Several well-known job cuts in the industry, which occurred due to excessive growth during the pandemic, "have brought attention to the fact that the government's financial situation heavily depends on the taxes received from these companies," it stated.

According to the article, the IT job layoffs so far have mainly been a result of reducing staff numbers to match the actual needs after the excessively optimistic hiring spree during the pandemic.

Experts are scratching their heads over the unpredictable nature of Ireland's data.

But, it cautioned that if there is a more prolonged decline in this industry, it would have serious consequences for the government's financial situation.

According to the department's report, there has been a significant increase in tax revenues following the pandemic, reaching an unprecedented €83.1 billion in 2022.

According to the statement, this amount exceeded pre-pandemic levels by approximately €24 billion, which accounts for a 40 per cent increase.

"Maybe the most remarkable development in tax incomes in Ireland during recent years has been the speedy increase in earnings from corporate taxes associated with the extremely lucrative multinational industry," stated the report.

According to the statement, the amount of money collected from corporate taxes last year was €22.6 billion. This figure was more than twice the amount collected before the pandemic and has increased by a factor of five over the past ten years.

However, the department highlighted that a significant portion of this amount, which is around €11 billion or roughly 50% of the overall amount from the previous year, may not be a stable source of income and should be regarded as an unexpected bonus.

The article cautioned that there was a strong concentration of business taxes among a few big multinational companies (only 10 companies represented 57% of the total income) and within a limited number of important industries. The main contributors to economic growth were noted to be the pharmaceutical, manufacturing, and ICT sectors.

"It is crucial to note that any unforeseen event that affects the multinational industry could have a harmful effect on this source of income, directly affecting the government's financial situation," the statement suggested.
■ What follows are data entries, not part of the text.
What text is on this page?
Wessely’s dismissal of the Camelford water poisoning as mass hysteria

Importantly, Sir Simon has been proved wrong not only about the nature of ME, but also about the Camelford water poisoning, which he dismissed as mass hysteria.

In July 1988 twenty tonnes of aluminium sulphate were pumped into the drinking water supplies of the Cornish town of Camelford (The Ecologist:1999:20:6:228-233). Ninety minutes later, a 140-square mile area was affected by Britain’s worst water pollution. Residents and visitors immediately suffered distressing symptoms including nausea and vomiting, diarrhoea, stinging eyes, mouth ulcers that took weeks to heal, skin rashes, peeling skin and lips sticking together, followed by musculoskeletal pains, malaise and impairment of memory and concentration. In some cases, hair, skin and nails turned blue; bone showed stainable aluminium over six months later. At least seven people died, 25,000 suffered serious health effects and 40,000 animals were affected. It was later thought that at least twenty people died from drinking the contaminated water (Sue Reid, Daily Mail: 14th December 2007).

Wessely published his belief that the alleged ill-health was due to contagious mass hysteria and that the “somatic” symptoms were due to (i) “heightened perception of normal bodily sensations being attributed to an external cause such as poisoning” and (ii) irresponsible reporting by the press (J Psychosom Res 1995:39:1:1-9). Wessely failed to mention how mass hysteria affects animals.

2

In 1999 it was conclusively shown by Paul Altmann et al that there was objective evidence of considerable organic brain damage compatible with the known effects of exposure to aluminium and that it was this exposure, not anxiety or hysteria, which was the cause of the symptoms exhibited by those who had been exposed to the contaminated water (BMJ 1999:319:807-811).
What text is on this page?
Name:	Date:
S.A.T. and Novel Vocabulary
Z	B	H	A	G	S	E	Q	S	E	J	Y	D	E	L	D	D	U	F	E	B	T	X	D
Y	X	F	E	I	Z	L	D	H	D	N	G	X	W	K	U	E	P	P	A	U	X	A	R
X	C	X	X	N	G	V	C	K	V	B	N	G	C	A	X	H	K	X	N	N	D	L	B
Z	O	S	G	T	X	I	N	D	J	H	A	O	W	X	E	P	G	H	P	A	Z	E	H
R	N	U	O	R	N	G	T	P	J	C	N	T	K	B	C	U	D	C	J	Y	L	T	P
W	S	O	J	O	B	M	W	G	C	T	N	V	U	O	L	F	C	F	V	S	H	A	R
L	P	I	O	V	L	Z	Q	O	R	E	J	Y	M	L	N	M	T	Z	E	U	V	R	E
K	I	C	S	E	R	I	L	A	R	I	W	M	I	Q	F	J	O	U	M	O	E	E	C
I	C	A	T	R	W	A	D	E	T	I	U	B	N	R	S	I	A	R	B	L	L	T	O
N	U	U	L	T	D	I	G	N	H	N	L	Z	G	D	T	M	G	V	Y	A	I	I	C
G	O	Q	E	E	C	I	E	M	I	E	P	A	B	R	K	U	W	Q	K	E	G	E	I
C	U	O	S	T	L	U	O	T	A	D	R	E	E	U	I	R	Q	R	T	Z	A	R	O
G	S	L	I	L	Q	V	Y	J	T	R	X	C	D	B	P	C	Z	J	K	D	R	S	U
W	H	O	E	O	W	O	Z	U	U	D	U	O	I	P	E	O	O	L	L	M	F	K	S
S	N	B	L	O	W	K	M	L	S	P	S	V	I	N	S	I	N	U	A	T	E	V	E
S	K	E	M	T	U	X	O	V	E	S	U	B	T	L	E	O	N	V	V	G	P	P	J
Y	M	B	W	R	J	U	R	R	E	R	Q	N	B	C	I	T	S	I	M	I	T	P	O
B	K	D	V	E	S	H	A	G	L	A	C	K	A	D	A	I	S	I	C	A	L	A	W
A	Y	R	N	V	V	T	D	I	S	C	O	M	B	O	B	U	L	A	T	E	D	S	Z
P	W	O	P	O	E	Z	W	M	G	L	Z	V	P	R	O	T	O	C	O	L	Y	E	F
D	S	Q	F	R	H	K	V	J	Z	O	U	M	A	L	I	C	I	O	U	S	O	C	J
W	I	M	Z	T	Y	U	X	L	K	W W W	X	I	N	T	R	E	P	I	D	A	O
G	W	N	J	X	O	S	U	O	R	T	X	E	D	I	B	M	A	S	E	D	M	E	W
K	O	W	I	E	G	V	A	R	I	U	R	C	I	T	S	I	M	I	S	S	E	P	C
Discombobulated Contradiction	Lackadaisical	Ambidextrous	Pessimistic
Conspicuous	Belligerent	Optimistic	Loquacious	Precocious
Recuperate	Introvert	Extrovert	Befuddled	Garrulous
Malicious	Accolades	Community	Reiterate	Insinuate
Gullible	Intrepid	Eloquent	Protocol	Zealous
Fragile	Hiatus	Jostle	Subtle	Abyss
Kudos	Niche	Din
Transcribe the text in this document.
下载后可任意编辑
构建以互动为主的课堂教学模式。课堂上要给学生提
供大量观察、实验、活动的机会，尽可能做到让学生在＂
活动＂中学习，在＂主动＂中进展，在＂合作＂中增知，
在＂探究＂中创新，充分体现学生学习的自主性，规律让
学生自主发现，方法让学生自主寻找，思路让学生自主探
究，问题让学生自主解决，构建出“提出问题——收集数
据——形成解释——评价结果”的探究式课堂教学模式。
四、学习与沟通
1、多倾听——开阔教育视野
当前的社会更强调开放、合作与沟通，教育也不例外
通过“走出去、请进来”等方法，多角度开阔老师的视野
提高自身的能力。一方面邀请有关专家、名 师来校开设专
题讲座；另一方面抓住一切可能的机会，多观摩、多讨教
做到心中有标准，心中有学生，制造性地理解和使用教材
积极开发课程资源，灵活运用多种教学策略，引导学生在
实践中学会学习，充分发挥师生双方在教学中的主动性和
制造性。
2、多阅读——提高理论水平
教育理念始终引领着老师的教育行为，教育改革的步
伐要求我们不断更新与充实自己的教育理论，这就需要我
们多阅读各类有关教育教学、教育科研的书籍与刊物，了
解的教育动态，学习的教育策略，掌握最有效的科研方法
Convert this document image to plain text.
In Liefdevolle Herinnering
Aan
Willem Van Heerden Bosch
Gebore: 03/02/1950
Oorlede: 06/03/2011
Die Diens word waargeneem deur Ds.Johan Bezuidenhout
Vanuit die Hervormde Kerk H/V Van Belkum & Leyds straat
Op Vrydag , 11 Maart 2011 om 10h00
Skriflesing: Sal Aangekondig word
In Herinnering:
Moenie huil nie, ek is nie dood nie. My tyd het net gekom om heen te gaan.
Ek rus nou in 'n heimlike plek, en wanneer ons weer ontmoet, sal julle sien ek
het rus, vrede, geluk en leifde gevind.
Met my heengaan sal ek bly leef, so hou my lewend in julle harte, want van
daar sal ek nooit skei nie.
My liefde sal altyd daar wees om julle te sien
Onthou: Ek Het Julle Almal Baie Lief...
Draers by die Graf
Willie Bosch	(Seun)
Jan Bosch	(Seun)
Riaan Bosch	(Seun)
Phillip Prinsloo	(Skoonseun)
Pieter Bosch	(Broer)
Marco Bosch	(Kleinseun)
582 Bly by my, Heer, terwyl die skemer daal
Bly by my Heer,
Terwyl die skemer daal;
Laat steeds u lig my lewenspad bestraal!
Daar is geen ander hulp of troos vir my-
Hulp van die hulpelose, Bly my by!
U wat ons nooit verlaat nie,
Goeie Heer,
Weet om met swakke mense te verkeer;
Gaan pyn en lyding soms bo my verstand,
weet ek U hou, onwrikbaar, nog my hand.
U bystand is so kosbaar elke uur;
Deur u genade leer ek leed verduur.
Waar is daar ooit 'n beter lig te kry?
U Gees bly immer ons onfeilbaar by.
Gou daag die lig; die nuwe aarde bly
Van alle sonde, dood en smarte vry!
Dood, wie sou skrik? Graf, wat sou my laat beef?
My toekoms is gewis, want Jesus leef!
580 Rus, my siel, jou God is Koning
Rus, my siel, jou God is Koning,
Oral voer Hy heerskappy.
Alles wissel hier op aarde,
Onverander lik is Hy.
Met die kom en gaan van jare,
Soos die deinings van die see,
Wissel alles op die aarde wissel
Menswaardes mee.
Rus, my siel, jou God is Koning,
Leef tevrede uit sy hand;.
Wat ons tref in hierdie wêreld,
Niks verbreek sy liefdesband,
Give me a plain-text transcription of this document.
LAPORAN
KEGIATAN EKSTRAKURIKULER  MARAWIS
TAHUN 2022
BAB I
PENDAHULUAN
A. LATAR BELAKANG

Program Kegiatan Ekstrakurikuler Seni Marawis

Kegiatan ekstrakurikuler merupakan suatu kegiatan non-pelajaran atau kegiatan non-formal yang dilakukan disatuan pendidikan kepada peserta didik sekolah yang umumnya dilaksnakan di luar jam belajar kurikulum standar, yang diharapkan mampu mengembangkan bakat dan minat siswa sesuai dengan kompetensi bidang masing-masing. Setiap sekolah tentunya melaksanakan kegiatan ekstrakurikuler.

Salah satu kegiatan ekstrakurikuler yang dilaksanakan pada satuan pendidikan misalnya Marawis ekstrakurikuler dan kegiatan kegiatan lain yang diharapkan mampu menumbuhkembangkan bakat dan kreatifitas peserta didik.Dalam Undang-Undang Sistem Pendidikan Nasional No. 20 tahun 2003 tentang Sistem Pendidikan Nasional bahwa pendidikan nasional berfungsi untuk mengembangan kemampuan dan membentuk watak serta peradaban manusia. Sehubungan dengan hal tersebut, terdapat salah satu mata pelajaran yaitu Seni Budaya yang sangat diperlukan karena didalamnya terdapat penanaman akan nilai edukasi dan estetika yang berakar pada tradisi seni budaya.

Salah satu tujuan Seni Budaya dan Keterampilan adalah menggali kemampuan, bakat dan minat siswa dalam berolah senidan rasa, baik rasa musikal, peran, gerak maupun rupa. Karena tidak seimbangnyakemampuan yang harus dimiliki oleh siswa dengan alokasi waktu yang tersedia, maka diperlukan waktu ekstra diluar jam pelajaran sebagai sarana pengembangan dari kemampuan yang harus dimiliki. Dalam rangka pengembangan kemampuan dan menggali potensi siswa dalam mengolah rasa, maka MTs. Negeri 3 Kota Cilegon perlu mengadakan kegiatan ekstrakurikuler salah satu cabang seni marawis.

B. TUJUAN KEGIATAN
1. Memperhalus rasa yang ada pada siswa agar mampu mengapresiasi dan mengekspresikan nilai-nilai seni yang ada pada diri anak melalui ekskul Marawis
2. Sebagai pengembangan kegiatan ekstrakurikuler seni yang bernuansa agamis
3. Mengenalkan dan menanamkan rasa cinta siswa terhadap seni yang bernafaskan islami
According to the department, the authorities have taken steps to reduce the danger of depending too heavily on fragile corporate tax income. They have allocated a portion of the unexpected surplus to the National Reserve Fund and have also presented ideas for a savings plan that will last for a considerable period of time.

Introducing the report, Finance Minister Michael McGrath stated that the report "brings attention to the fact that, though the main numbers are unquestionably favorable, there are still genuine weaknesses lurking beneath the exterior."

"He mentioned that this serves as a timely reminder about the significance of making the necessary policy choices now in order to safeguard the future of the government's finances."